The basic Monte-Carlo Tree Search algorithm uses the tree policy:
while v is nonterminal:
if v is not fully expanded:
expand v
else:
v = v.best_child
By always expanding a node as long as it is expandable a lot of time is consumed to explore the direct next move. When there are a large number of possible moves it can be time (and space) consuming to create nodes for all move candidates and if many of them may have similar outcome it would be preferable to descend in existing subtrees even when the node is not fully expanded yet.
The closest related method that I found is first-play urgency, but as far as I see it also creates the nodes for the actions and also only modifies the algorithm which children are selected to use more exploitation than exploration, but doesn't reduce the amount of move candidates that are created when inserting a node.

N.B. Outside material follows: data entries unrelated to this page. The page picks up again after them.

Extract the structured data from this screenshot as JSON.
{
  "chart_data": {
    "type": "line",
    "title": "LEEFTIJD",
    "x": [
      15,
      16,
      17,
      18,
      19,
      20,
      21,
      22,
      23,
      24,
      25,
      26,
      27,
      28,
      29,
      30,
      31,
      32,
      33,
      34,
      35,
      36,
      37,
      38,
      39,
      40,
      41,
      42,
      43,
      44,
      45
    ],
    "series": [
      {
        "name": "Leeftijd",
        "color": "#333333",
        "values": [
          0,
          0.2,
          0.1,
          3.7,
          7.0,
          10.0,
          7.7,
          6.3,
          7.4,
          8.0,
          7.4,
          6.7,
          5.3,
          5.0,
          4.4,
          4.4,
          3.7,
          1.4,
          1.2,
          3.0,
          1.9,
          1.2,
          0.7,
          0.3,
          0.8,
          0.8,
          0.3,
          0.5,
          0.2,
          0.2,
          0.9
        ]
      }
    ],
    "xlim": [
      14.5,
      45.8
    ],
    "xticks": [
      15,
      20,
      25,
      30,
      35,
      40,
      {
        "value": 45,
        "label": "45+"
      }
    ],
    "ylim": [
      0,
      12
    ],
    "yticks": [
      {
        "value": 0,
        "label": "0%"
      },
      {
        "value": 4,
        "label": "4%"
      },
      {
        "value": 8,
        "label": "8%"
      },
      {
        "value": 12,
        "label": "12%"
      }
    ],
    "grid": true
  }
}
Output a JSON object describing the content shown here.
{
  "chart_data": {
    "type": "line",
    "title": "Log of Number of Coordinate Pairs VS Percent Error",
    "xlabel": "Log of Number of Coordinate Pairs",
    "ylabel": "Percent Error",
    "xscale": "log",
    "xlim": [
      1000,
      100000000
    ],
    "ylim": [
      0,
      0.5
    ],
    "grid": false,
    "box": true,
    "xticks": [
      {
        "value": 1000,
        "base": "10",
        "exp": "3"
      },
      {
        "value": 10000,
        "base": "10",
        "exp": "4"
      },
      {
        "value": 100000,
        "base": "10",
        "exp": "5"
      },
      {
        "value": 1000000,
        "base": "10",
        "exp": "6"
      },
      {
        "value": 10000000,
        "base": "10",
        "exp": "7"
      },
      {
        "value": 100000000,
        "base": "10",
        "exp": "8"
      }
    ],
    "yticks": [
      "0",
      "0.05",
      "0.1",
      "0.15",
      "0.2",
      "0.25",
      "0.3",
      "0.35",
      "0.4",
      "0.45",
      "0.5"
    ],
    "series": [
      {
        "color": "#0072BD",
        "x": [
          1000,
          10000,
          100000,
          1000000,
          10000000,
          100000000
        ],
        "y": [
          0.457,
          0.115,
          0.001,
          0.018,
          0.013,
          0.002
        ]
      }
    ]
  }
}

I thought about removing the check if the node is expandable and treating it like its children, but I think the UCT of a parent node doesn't get larger than the UCT of its best child because the values of the children are propagated to the parent and the visit count of the parent is always larger than the visit counts of the children, so the parent node would not be selected again later.
Should I try to find a modification for the UCT or are there other methods to allow for exploring subtrees of not fully expanded nodes while still allowing to further expand the parent node from time to time?
Another alternative would be to stochastically only generate a subset of all possible moves at the risk of missing out on a good move, so I would prefer to find a modification of UCT or the descend / expansion algorithms to revisit inner nodes that are still expandable.